= SS Alice McGuigin =

SS Alice McGuigin was a two-masted schooner that sank in Lake Borgne off Pearlington, Mississippi, United States in the 1893 Cheniere Caminada hurricane. Under the command of Captain Wm. Delavier with five crewmembers, the schooner was owned by the Poitevent & Favre Lumber Company before lost at sea on October 2, 1893.

==History==

The SS Alice McGuigin was a wooden commercial schooner engaged in delivering lumber and other goods to New Orleans from the ports of Pearlington and Pascagoula, Mississippi, United States. Owned by the Poitevent & Favre Lumber Company, the schooner was used to train rookie sailors employed by the company.
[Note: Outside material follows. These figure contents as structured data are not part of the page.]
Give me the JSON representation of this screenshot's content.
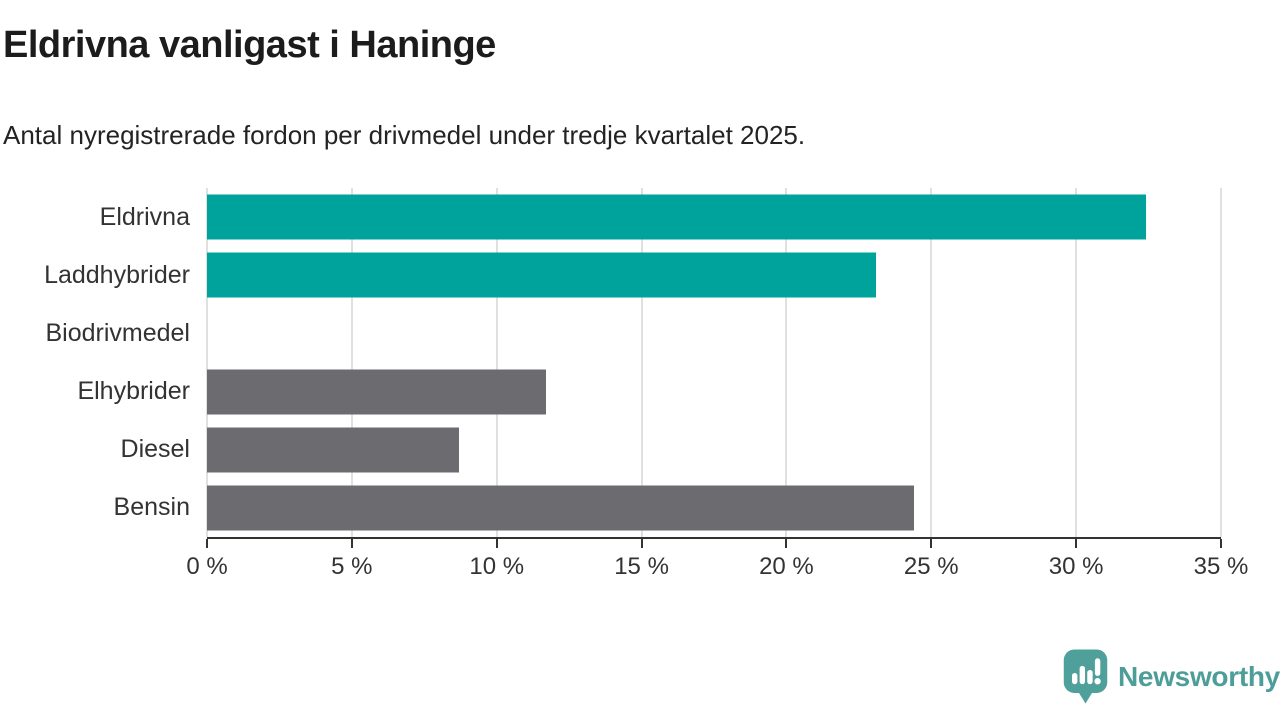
{
  "header": {
    "title": "Eldrivna vanligast i Haninge",
    "subtitle": "Antal nyregistrerade fordon per drivmedel under tredje kvartalet 2025."
  },
  "chart_data": {
    "type": "bar",
    "orientation": "horizontal",
    "title": "Eldrivna vanligast i Haninge",
    "subtitle": "Antal nyregistrerade fordon per drivmedel under tredje kvartalet 2025.",
    "categories": [
      "Eldrivna",
      "Laddhybrider",
      "Biodrivmedel",
      "Elhybrider",
      "Diesel",
      "Bensin"
    ],
    "values": [
      32.4,
      23.1,
      0,
      11.7,
      8.7,
      24.4
    ],
    "unit": "%",
    "xlim": [
      0,
      35
    ],
    "x_tick_values": [
      0,
      5,
      10,
      15,
      20,
      25,
      30,
      35
    ],
    "x_tick_labels": [
      "0 %",
      "5 %",
      "10 %",
      "15 %",
      "20 %",
      "25 %",
      "30 %",
      "35 %"
    ],
    "grid": "vertical",
    "legend": "none",
    "colors": {
      "highlight": "#00A39B",
      "default": "#6B6B70",
      "gridline": "#e0e0e0",
      "axis": "#333333"
    },
    "bar_color_keys": [
      "highlight",
      "highlight",
      "default",
      "default",
      "default",
      "default"
    ]
  },
  "footer": {
    "logo_text": "Newsworthy",
    "logo_color": "#4D9D98"
  }
}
On two occasions, the schooner was boarded by Union navy vessels assigned to the West Gulf Blockading Squadron during the Civil War and then released.

==Sinking==

The SS Alice McGuigin sailed from the lumber yards of coastal Mississippi on Sunday October 2nd headed through the Rigolets pass between Lake Borgne and Lake Pontchartrain. During their transit, the vessel was caught in the hurricane and foundered with all lives aboard lost. The Alice McGuigan was eventually discovered by a mail boat, mast-downward in Lake Borgne, only three miles from the pier she left in Pearlington, Mississippi. Several bodies were eventually recovered including that of Captain Delavier.